Il résulte de l’instruction, et notamment du rapport de contrôle du 27 septembre 2022 et du complément d’enquête du 29 septembre 2022, que l’indu de prime d’activité mis à la charge de Mme B… trouve son origine dans la prise en compte des versements effectués par son ex-conjoint sur ses comptes bancaires dans le calcul des ressources trimestrielles de celle-ci en tant que pensions alimentaires.
Mme B… conteste la nature même des sommes retenues en indiquant que ces sommes ne constituent pas des pensions alimentaires de la part de son ex-conjoint contrairement à ce que l’agent ayant effectué le contrôle a retenu.
S’il est effectivement constant que Mme B… doit être considérée comme allocataire isolée sur la période en litige, il résulte de l’instruction, et notamment du rapport d’enquête, qu’elle a perçu des versements réguliers de la part de son ex-conjoint tendant principalement au paiement de la moitié du loyer et des charges de la famille pour des montants allant de 682 euros pour le minimum à 2 500 euros pour le maximum. Ces versements sont également corroborés par les relevés bancaires produits par l’intéressée dans le cadre de la présente instance. Si Mme B… soutient que ces sommes correspondent à des remboursements de dettes de la part de son ex-conjoint, notamment des paiements non réglés de 2018 à 2020 au titre du crédit automobile, des loyers impayés de 2020 et autres remboursements divers pour le crédit à la consommation et pour des amendes, elle n’apporte aucun élément au soutien de ces allégations, alors qu’au demeurant elle avait déclaré dans ses déclarations trimestrielles qu’elle était séparée de celui-ci depuis l’année 2018 à l’exception de la période de mars à avril 2021.
Ainsi, et à supposer même qu’il ne s’agirait pas en tant que tel de pensions alimentaires, les sommes versées régulièrement à Mme B…, qui ne rentrent pas dans le champ de l’article R. 262-11 du code de l’action sociale et des familles susmentionné et ne constituent pas le remboursement de dettes, devaient bien être prises en compte pour la détermination de ses droits à la prime d’activité. Dans ces conditions, elle n’est pas fondée à soutenir que c’est à tort que la caisse d’allocations familiales a pris en compte ces sommes dans le calcul de ses ressources trimestrielles pour la période en litige.

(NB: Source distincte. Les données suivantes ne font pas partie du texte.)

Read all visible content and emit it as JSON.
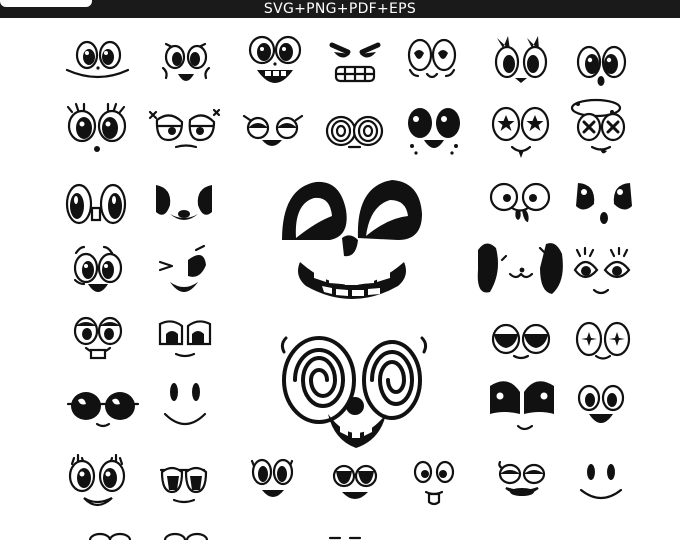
{
  "banner": {
    "formats_label": "SVG+PNG+PDF+EPS",
    "background_color": "#1a1a1a",
    "text_color": "#ffffff"
  },
  "artwork": {
    "ink_color": "#111111",
    "paper_color": "#ffffff"
  }
}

Il résulte de tout ce qui précède que la requête de Mme B… doit être rejetée.
D E C I D E :
Article 1er : La requête de Mme B… est rejetée.

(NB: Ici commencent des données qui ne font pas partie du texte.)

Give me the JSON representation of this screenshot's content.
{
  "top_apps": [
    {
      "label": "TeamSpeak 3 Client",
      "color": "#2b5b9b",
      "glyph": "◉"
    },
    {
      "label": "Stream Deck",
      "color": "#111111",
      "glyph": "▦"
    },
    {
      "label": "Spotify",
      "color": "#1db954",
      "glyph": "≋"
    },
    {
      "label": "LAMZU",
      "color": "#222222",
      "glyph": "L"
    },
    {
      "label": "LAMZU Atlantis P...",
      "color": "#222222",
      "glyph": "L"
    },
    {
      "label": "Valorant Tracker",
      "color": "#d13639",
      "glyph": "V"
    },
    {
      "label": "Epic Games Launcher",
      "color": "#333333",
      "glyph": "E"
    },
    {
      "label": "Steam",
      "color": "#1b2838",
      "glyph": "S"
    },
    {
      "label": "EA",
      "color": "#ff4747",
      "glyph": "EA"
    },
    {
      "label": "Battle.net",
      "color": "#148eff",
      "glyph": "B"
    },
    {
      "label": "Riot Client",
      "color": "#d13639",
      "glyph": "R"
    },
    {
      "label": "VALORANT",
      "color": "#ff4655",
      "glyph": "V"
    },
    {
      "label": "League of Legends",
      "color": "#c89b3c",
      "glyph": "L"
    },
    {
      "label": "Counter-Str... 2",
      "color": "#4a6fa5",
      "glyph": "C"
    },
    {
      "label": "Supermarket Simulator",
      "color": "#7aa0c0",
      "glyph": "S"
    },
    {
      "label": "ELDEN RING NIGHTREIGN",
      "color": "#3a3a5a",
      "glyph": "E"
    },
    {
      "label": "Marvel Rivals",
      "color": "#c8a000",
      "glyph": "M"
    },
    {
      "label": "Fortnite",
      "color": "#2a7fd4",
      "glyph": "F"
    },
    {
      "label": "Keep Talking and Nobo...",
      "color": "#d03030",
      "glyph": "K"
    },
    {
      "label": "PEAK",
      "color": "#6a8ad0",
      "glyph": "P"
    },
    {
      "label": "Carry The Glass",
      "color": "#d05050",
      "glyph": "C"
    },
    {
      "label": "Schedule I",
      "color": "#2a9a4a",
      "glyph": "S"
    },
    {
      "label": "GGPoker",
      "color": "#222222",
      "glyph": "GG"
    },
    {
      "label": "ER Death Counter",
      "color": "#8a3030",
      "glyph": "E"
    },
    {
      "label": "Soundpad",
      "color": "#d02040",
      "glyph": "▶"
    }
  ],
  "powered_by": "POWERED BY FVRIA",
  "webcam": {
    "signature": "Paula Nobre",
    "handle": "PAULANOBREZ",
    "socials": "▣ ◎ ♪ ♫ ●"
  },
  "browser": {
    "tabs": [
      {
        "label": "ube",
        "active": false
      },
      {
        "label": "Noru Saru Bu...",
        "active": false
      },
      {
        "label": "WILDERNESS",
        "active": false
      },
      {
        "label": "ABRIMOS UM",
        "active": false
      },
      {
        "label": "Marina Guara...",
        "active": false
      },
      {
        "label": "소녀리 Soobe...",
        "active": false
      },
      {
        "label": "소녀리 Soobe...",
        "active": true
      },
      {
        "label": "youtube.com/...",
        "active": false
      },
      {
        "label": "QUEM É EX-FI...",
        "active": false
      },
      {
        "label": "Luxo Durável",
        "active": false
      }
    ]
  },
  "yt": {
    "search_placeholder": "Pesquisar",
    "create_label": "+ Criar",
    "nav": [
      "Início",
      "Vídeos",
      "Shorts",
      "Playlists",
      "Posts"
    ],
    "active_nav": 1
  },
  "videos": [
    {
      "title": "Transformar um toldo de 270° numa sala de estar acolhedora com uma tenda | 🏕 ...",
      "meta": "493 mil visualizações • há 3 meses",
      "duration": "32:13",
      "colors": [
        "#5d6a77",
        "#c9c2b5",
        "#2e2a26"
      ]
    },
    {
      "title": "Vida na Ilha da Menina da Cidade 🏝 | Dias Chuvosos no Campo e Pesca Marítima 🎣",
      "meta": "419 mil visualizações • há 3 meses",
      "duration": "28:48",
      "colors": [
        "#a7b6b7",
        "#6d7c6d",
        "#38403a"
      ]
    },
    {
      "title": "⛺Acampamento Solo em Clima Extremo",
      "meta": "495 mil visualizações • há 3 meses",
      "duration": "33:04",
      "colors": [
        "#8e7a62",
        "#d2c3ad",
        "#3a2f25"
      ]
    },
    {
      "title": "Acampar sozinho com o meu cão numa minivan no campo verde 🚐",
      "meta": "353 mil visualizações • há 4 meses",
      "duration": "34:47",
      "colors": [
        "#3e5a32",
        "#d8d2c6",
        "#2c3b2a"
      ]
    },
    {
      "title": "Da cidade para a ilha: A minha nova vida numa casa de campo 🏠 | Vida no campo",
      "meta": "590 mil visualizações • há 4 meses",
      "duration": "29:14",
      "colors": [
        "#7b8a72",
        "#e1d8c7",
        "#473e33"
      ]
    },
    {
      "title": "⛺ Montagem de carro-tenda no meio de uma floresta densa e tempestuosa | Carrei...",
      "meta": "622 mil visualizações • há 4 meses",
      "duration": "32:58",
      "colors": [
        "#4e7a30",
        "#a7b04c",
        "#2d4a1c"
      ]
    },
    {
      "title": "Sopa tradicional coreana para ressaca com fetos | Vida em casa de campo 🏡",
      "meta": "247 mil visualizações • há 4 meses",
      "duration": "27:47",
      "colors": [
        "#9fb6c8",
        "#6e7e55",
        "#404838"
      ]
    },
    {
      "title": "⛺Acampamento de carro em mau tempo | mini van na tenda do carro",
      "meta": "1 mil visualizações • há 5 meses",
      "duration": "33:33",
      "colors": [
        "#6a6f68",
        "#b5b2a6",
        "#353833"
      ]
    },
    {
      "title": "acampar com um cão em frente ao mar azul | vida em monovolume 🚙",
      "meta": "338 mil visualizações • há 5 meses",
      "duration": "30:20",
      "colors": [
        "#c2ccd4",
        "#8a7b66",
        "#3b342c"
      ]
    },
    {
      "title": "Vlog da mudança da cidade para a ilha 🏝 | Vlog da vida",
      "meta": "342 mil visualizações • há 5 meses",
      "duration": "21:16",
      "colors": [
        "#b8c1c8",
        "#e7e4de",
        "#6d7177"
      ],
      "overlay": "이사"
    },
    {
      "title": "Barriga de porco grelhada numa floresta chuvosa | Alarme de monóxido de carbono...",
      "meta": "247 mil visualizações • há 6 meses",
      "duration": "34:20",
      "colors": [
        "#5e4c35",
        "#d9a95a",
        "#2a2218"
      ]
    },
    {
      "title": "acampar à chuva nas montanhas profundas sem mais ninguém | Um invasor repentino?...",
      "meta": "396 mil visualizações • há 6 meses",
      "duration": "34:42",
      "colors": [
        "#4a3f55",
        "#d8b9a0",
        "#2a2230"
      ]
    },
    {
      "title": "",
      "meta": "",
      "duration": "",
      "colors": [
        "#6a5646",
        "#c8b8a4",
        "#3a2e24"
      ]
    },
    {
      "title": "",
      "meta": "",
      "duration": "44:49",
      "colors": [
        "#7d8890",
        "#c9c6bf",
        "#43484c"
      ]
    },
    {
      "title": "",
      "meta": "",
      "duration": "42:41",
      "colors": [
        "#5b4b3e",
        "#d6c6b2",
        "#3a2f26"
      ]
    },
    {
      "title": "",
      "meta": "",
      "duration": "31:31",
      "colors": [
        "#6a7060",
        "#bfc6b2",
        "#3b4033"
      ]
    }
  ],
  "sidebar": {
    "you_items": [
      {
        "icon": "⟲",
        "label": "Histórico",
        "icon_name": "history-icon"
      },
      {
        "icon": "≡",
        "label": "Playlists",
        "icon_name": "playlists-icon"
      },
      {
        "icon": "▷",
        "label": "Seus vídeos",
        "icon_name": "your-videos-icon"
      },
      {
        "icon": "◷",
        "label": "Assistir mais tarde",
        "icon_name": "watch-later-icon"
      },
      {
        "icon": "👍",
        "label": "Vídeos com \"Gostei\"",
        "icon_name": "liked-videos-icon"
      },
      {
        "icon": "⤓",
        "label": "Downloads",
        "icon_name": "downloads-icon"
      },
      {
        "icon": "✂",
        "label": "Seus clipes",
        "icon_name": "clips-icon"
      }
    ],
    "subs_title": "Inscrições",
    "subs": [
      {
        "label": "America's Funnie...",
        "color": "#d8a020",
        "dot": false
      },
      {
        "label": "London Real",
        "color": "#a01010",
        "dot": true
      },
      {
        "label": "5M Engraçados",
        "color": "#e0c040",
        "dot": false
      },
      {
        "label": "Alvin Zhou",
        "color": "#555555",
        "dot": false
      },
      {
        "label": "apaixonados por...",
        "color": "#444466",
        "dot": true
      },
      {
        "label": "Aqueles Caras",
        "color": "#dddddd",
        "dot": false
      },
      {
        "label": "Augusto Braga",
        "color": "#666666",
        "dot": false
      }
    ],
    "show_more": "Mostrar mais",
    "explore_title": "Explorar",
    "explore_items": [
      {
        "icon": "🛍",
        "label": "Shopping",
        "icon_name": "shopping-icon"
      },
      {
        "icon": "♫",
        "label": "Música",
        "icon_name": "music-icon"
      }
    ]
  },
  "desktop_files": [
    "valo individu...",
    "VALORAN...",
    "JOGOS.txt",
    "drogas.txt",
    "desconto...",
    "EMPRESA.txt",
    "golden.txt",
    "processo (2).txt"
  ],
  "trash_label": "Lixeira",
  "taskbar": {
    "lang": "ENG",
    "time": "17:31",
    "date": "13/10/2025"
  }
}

Article 2 : Le présent jugement sera notifié à Mme A… B…, à la caisse d’allocations familiales de Seine-et-Marne et au ministre du travail et des solidarités.

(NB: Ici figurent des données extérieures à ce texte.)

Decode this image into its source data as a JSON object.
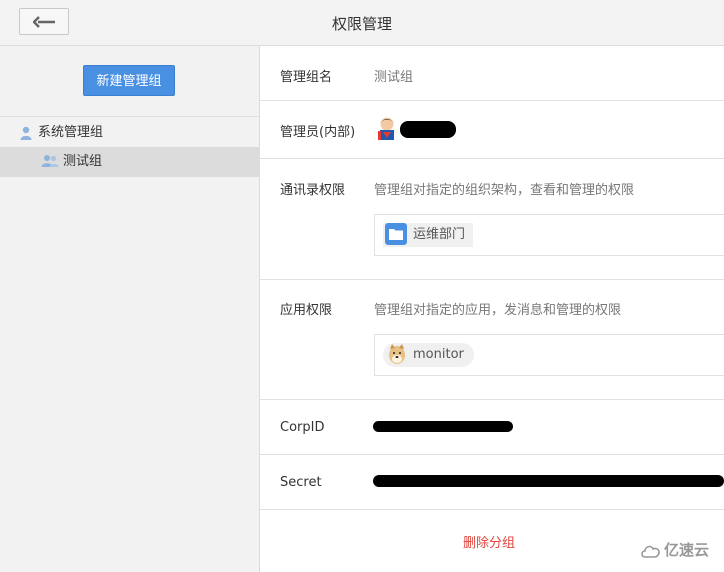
{
  "header": {
    "title": "权限管理"
  },
  "sidebar": {
    "new_group_label": "新建管理组",
    "tree": [
      {
        "label": "系统管理组",
        "icon": "user-icon"
      },
      {
        "label": "测试组",
        "icon": "users-icon",
        "selected": true
      }
    ]
  },
  "form": {
    "group_name": {
      "label": "管理组名",
      "value": "测试组"
    },
    "admin": {
      "label": "管理员(内部)"
    },
    "contacts": {
      "label": "通讯录权限",
      "desc": "管理组对指定的组织架构，查看和管理的权限",
      "items": [
        "运维部门"
      ]
    },
    "apps": {
      "label": "应用权限",
      "desc": "管理组对指定的应用，发消息和管理的权限",
      "items": [
        "monitor"
      ]
    },
    "corpid": {
      "label": "CorpID"
    },
    "secret": {
      "label": "Secret"
    },
    "delete_label": "删除分组"
  },
  "watermark": "亿速云",
  "colors": {
    "accent": "#4a90e2",
    "danger": "#e0443b"
  }
}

Rendu public par mise à disposition au greffe le 11 décembre 2025.
La magistrate désignée,
A. AVIRVAREI
La greffière,
C. SARTON
La République mande et ordonne au ministre du travail et des solidarités en ce qui le concerne ou à tous commissaires de justice à ce requis en ce qui concerne les voies de droit commun contre les parties privées, de pourvoir à l’exécution de la présente décision.